Per la prima volta Pakistani dalla Turchia sbarcano sulle coste joniche a Manduria. Il video

I migranti continuano ad arrivare e continua anche la tratta di essere umani. Sono state solo modificate le rotte. E’ quanto emerge dallo sbarco avvenuto ieri a Torre Colimena nella marina di Manduria. Per la prima volta in assoluto si è verificato che migranti pakistani provenienti dalla Turchia sono insolitamente approdati sulle coste del litorale jonico. Nel corso di una conferenza stampa i Carabinieri, che hanno arrestato gli scafisti, hanno illustrato i dettagli dell’operazione.

E’ accaduto ieri alle prime ore del mattino. A bordo di un natante a vela di circa 14 metri, sono sbarcati, sulla spiaggia di Torre Colimena nella Marina di Manduria, 73 migranti di probabile nazionalità pakistana, tutti di sesso maschile, di cui 19 minorenni, tutti sedicenti e sprovvisti di documenti. L’imbarcazione è stata invece individuata alla deriva nello specchio acqueo antistante, recuperata e posta in sequestro dalla Sezione Operativa Navale della Guardia di Finanza di Gallipoli.
I migranti sono stati intercettati dalle pattuglie della Compagnia di Manduria mentre in piccoli gruppi percorrevano a piedi la strada provinciale che conduce ad Avetrana. Gli stessi, visibilmente provati da un estenuante viaggio di 9 giorni stipati nella stiva dell’imbarcazione, ma fortunatamente in buone condizioni generali di salute, sono stati condotti presso lo Stadio Comunale di Avetrana dove una e vera e propria equipe inter-istituzionale, composta da militari dell’Arma, agenti della Polizia di Stato, personale del Comune di Avetrana, della Protezione Civile e dell’Agenzia Frontex, volontari di diverse associazioni, nonché da numerosi cittadini della comunità locale, si sono prodigati per prestare loro accoglienza ed assistenza sanitaria (erano quasi tutti affetti da scabbia).
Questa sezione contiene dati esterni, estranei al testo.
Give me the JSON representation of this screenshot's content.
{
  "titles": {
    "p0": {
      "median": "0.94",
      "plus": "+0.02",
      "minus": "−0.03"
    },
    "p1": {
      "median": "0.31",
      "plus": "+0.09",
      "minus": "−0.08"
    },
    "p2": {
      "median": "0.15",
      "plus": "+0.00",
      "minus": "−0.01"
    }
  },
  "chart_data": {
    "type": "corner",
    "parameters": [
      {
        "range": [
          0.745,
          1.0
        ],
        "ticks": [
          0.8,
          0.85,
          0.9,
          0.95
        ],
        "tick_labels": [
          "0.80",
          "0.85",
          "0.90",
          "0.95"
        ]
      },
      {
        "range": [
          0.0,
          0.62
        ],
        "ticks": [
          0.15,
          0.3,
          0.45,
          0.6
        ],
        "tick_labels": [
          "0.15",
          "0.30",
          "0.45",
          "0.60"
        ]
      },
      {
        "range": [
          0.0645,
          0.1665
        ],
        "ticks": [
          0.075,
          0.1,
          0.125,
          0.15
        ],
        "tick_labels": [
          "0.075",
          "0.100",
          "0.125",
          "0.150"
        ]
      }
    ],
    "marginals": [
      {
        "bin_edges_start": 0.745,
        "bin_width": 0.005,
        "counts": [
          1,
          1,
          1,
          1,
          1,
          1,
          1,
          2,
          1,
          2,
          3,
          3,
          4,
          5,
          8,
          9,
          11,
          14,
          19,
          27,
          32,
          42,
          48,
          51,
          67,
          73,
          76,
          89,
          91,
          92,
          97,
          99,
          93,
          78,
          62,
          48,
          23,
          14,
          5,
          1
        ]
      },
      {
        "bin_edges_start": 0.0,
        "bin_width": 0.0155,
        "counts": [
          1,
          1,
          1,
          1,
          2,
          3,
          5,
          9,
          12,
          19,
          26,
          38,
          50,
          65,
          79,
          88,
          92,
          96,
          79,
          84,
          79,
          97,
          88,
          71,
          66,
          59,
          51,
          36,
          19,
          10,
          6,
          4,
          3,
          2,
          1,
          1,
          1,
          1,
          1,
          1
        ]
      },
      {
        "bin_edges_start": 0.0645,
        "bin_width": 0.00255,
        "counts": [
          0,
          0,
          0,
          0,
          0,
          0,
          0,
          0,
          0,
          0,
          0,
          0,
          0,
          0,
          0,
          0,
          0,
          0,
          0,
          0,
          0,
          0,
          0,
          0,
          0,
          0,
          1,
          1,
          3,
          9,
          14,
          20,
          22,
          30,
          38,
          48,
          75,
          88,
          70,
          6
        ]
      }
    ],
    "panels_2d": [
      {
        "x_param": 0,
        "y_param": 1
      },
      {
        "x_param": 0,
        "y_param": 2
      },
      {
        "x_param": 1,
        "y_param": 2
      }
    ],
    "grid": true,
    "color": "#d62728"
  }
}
Gli stessi, prima di essere trasferiti presso il Centro Hotspot del capoluogo tarantino, hanno fornito ai militari, sia informazioni utili alla ricostruzione delle fasi della propria odissea intrapresa dalle coste turche, sia importanti particolari relativi ai due scafisti che li avevano condotti sulle coste del litorale jonico, descritti come due soggetti di etnia slava e dagli inconfondibili tratti somatici dell’Est Europa, identificati successivamente in Boiko Oleksii e Cheromukhin Serhii, entrambi nati in Ucraina rispettivamente di 38 e 48 anni. I due, notati e bloccati mentre percorrevano a piedi la strada provinciale Avetrana – Manduria, una volta accompagnati in caserma, sono stati sottoposti con successo ad individuazione fotografica, che consentiva al PM di turno della Procura della Repubblica presso il Tribunale Jonico, di emettere nei loro confronti un fermo di indiziato di delitto per “tratta di esseri umani” e “sfruttamento dell’immigrazione clandestina” e successivo accompagnamento in carcere. Da ulteriori testimonianze fornite da alcuni dei migranti, è emerso che ogni “passeggero” per il viaggio oltre a versare una somma pari a circa 5.600 euro è tenuto a consegnare il proprio passaporto ai membri dell’organizzazione criminale. Sono in corso ulteriori indagini per capire se si sia trattato di una nuova rotta degli scafisti o se, risalire lungo la costa jonica, sia stato più che altro un errore atteso che da Lecce sino a Torre Colimena sono numerosi i tratti di costa che avrebbero potuto consentire lo sbarco.